HD13 - Adult Financial Exploitation in Virginia: Collaborative Approaches to Address the Issue

Executive Summary:
Adult financial exploitation is difficult to detect, investigate, and stop from happening again. Its effects are devastating to victims and their family members. Witnessing the damage it causes weighs heavily on the response system of Adult Protective Services (APS) workers, law enforcement personnel, prosecutors and judges. Combatting the problem requires collaboration from a diverse group of professionals, community partners and the public.

The safety and financial security of older adults was a focus of the 2016 Virginia Governor’s Conference on Aging as well as an ongoing concern to state legislators. During the 2016 Session, the Virginia General Assembly passed House Bill (HB) 676. The legislation, sponsored by Delegate Christopher Peace, required the Department for Aging and Rehabilitative Services (DARS) to study adult financial exploitation in the Commonwealth. The DARS Commissioner, James A. Rothrock, was asked to convene a workgroup of stakeholders to:

• Determine the cost of financial exploitation of adults in the Commonwealth; and

• Develop recommendations for improving the ability of financial institutions to identify financial exploitation, the process by which financial institutions report suspected financial exploitation of adults and interactions between financial institutions and local adult protective services units investigating reports of suspected financial exploitation of adults.

The workgroup met four times between July and October 2016. Members discussed opportunities to improve the interactions between APS and financial institutions staff and ways to strengthen the investigations of reports of adult financial exploitation. The workgroup also reviewed state fiscal year (SFY) 2015 data on substantiated financial exploitation cases obtained from the state APS database. The analysis of these records revealed victims lost an estimated total of $28,226,512 during the fiscal year.

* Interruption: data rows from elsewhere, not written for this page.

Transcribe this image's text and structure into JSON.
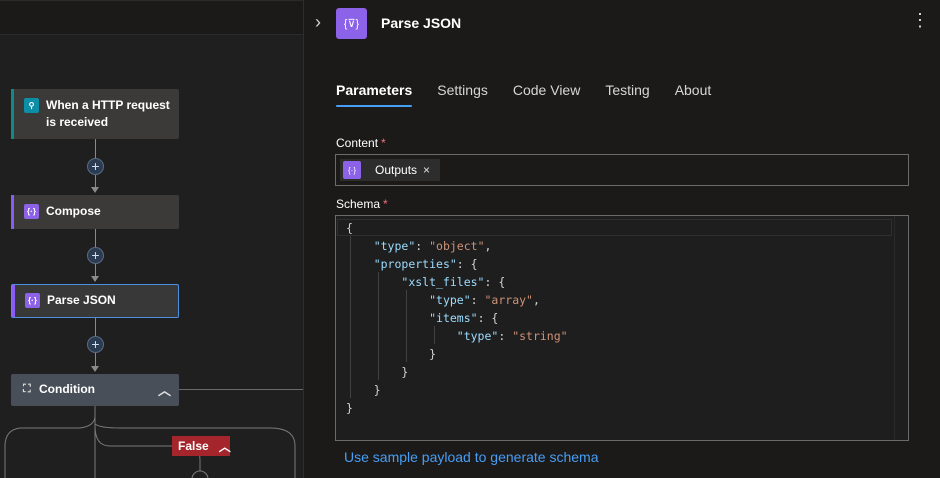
{
  "canvas": {
    "nodes": [
      {
        "label": "When a HTTP request is received",
        "icon": "http-request-icon"
      },
      {
        "label": "Compose",
        "icon": "compose-icon"
      },
      {
        "label": "Parse JSON",
        "icon": "parse-json-icon"
      },
      {
        "label": "Condition",
        "icon": "condition-icon"
      }
    ],
    "false_label": "False"
  },
  "panel": {
    "title": "Parse JSON",
    "tabs": [
      {
        "label": "Parameters",
        "active": true
      },
      {
        "label": "Settings",
        "active": false
      },
      {
        "label": "Code View",
        "active": false
      },
      {
        "label": "Testing",
        "active": false
      },
      {
        "label": "About",
        "active": false
      }
    ],
    "content": {
      "label": "Content",
      "required_mark": "*",
      "token": "Outputs",
      "token_close": "×"
    },
    "schema": {
      "label": "Schema",
      "required_mark": "*",
      "lines": [
        "{",
        "    \"type\": \"object\",",
        "    \"properties\": {",
        "        \"xslt_files\": {",
        "            \"type\": \"array\",",
        "            \"items\": {",
        "                \"type\": \"string\"",
        "            }",
        "        }",
        "    }",
        "}"
      ]
    },
    "sample_link": "Use sample payload to generate schema"
  },
  "colors": {
    "accent": "#479ef5",
    "action_purple": "#8b62e8",
    "trigger_teal": "#0f8a8a",
    "false_red": "#a4262c"
  }
}
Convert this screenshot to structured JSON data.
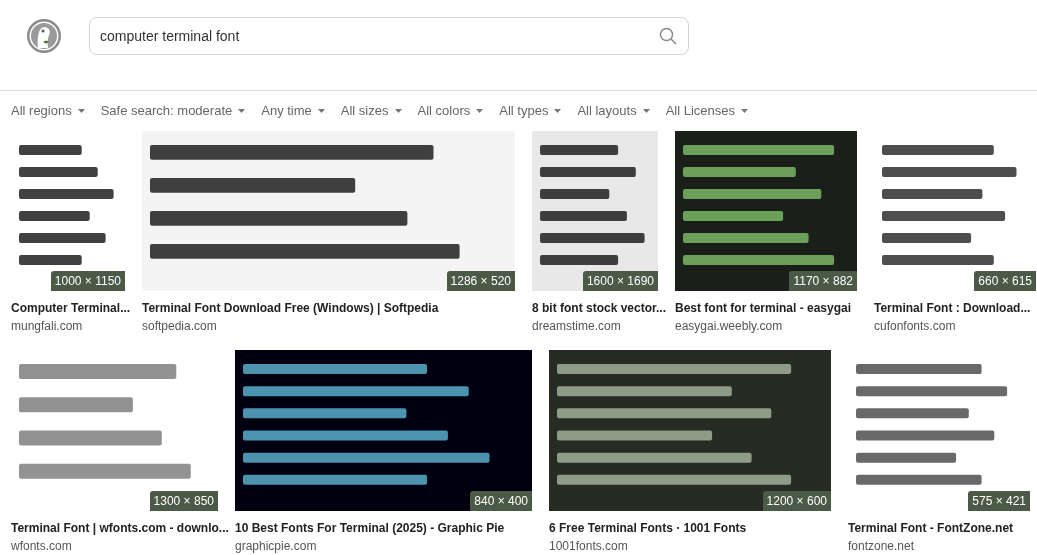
{
  "search": {
    "value": "computer terminal font"
  },
  "filters": [
    {
      "label": "All regions"
    },
    {
      "label": "Safe search: moderate"
    },
    {
      "label": "Any time"
    },
    {
      "label": "All sizes"
    },
    {
      "label": "All colors"
    },
    {
      "label": "All types"
    },
    {
      "label": "All layouts"
    },
    {
      "label": "All Licenses"
    }
  ],
  "result_rows": [
    {
      "results": [
        {
          "title": "Computer Terminal...",
          "source": "mungfali.com",
          "size": "1000 × 1150"
        },
        {
          "title": "Terminal Font Download Free (Windows) | Softpedia",
          "source": "softpedia.com",
          "size": "1286 × 520"
        },
        {
          "title": "8 bit font stock vector...",
          "source": "dreamstime.com",
          "size": "1600 × 1690"
        },
        {
          "title": "Best font for terminal - easygai",
          "source": "easygai.weebly.com",
          "size": "1170 × 882"
        },
        {
          "title": "Terminal Font : Download...",
          "source": "cufonfonts.com",
          "size": "660 × 615"
        }
      ]
    },
    {
      "results": [
        {
          "title": "Terminal Font | wfonts.com - downlo...",
          "source": "wfonts.com",
          "size": "1300 × 850"
        },
        {
          "title": "10 Best Fonts For Terminal (2025) - Graphic Pie",
          "source": "graphicpie.com",
          "size": "840 × 400"
        },
        {
          "title": "6 Free Terminal Fonts · 1001 Fonts",
          "source": "1001fonts.com",
          "size": "1200 × 600"
        },
        {
          "title": "Terminal Font - FontZone.net",
          "source": "fontzone.net",
          "size": "575 × 421"
        }
      ]
    }
  ]
}
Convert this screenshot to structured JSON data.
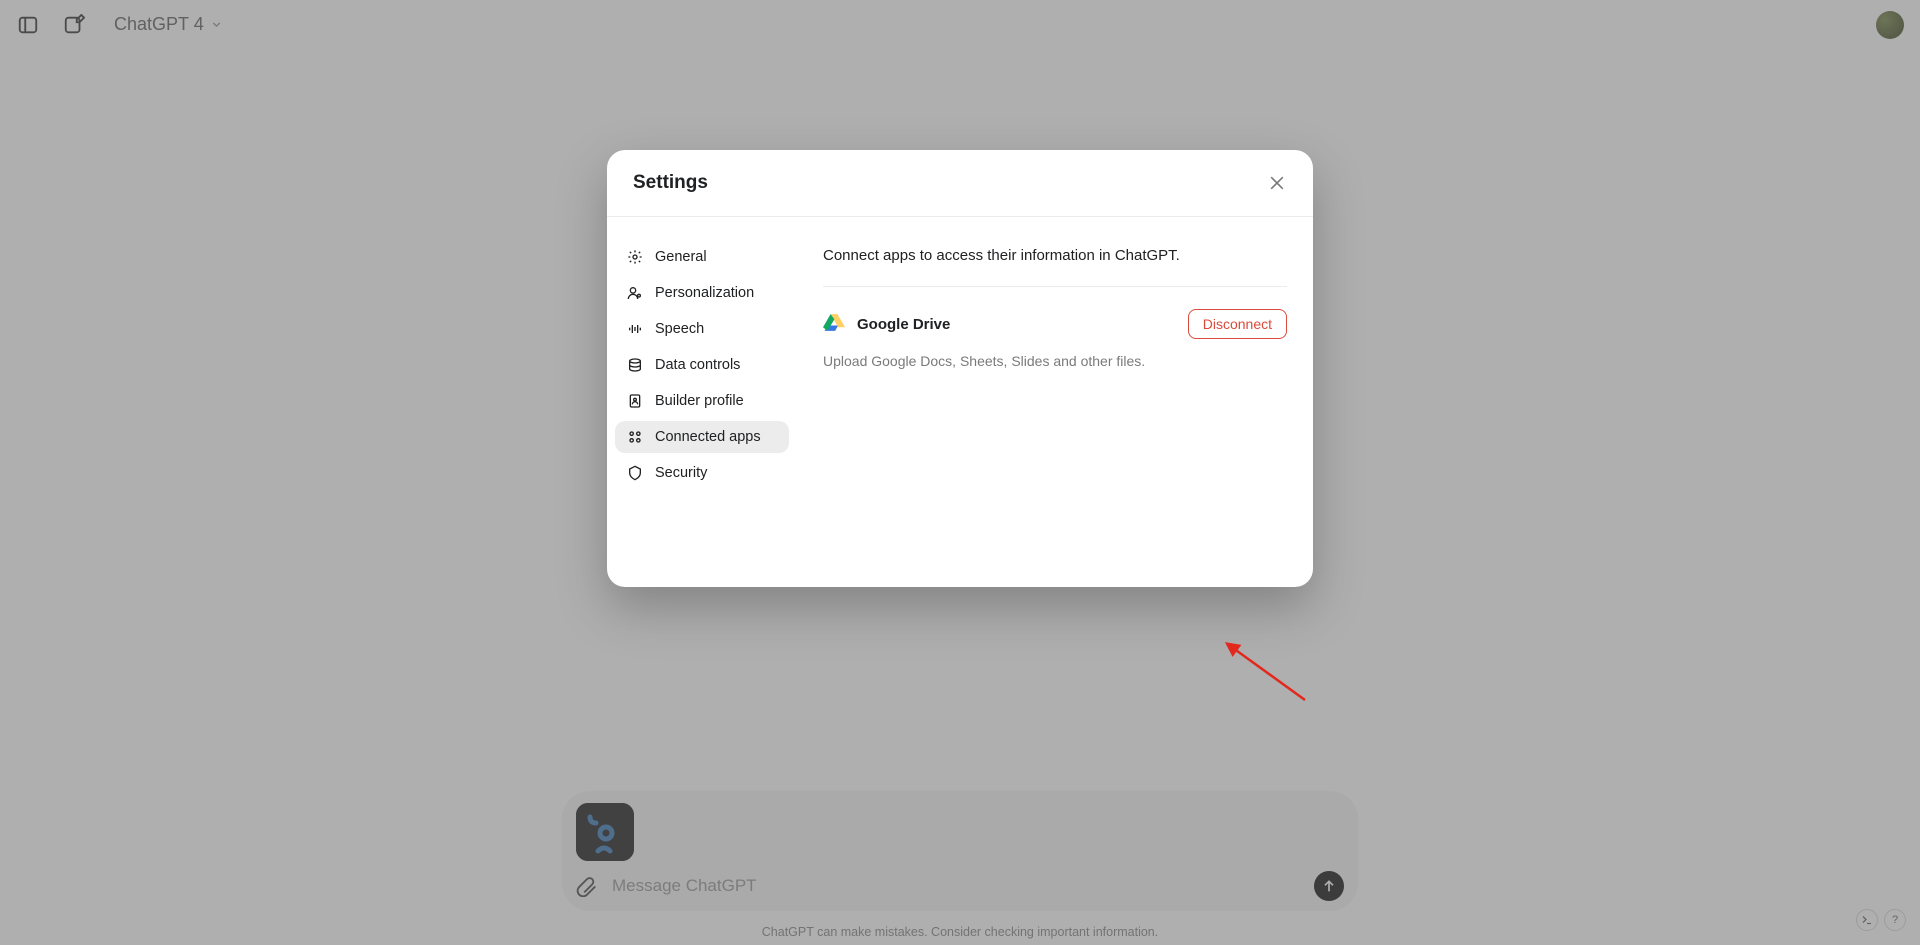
{
  "header": {
    "model_label": "ChatGPT 4"
  },
  "composer": {
    "placeholder": "Message ChatGPT"
  },
  "footnote": "ChatGPT can make mistakes. Consider checking important information.",
  "corner": {
    "help_label": "?"
  },
  "modal": {
    "title": "Settings",
    "nav": {
      "general": "General",
      "personalization": "Personalization",
      "speech": "Speech",
      "data_controls": "Data controls",
      "builder_profile": "Builder profile",
      "connected_apps": "Connected apps",
      "security": "Security"
    },
    "content": {
      "description": "Connect apps to access their information in ChatGPT.",
      "app": {
        "name": "Google Drive",
        "subtext": "Upload Google Docs, Sheets, Slides and other files.",
        "action_label": "Disconnect"
      }
    }
  }
}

The workgroup’s report highlights eight recommendations including changes to certain definitions in the Code of Virginia, improving training for APS workers, and developing educational materials for financial institutions. A few of the recommendations do not require legislative action and can be accomplished through collaborative efforts of state and local APS staff and a variety of other stakeholders. Commissioner Rothrock also encouraged workgroup members to build on the momentum of the previous four months and form a statewide coalition to help Virginia remain vigilant in preventing and responding to adult financial exploitation.